Except for the steel skeleton, almost the entire building is aluminum. Stamped aluminum panels cover the girders; there are aluminum partitions, woven-aluminum lighting fixtures, aluminum wires to carry the electricity, bright-colored aluminum strips for the roof terraces. (“Who knows?” muses Harrison. “Maybe someday we’ll have cities colored like rainbows.”) The huge, 300-ton aluminum and glass lobby is suspended like a giant weight by cantilever girders from the rest of the building. There is a radical new air-conditioning system that cools like a radiant-heating plant; cold water is pumped through small pipes, thus eliminating cumbersome air ducts. And the windows are a window washer’s delight. Each one is surrounded by an air-filled rubber tire. When the air is let out, the window spins on its axis for easy cleaning. After washing, the tires are blown up again from a small compressed-air tank trundled around on a cart.
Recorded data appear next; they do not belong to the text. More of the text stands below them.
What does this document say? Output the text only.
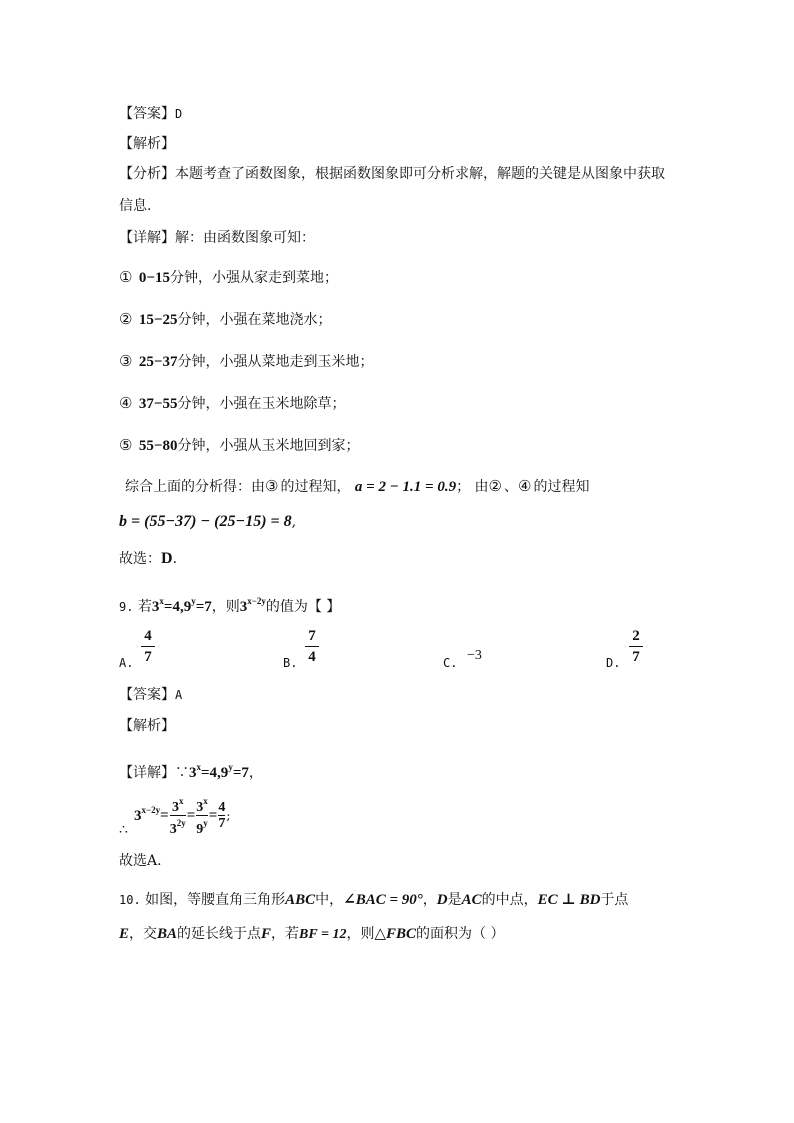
【答案】D
【解析】
【分析】本题考查了函数图象，根据函数图象即可分析求解，解题的关键是从图象中获取
信息.
【详解】解：由函数图象可知：
① 0−15分钟，小强从家走到菜地；
② 15−25分钟，小强在菜地浇水；
③ 25−37分钟，小强从菜地走到玉米地；
④ 37−55分钟，小强在玉米地除草；
⑤ 55−80分钟，小强从玉米地回到家；
综合上面的分析得：由③ 的过程知， a = 2 − 1.1 = 0.9； 由② 、④ 的过程知
b = (55−37) − (25−15) = 8,
故选：D.
9. 若$3^x=4,9^y=7$，则$3^{x-2y}$的值为【 】
A.
4
7	B.
7
4	C. −3	D.
2
7
【答案】A
【解析】
【详解】$\because 3^x=4,9^y=7$，
∴
$3^{x-2y}= \frac{3^x}{3^{2y}} = \frac{3^x}{9^y} = \frac{4}{7}$ ;
故选A.
10. 如图，等腰直角三角形ABC中，∠BAC = 90°，D是AC的中点，EC ⊥ BD于点
E，交BA的延长线于点F，若BF = 12，则△FBC的面积为（ ）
Harrison thinks aluminum may become one of the future’s prime building materials. Metal is cheaper than stone, also lighter and dryer. Dampness is an old bugaboo of the builder: the use of stone means water for cement, and water is heavy, messy, freezes in winter. Rain soaks through even the best-built stone wall and causes a whole flock of new problems. “I have always tried to move forward to something better—even at the risk of being wrong,” says Harrison. “That way, you are certainly ahead of the man who is right and doesn’t do anything.” Maybe Cheops’ architect talked the same way.

*Whose steel-ribbed Wainwright Building in St. Louis was one of the earliest (1891) ancestors of the modern skyscraper.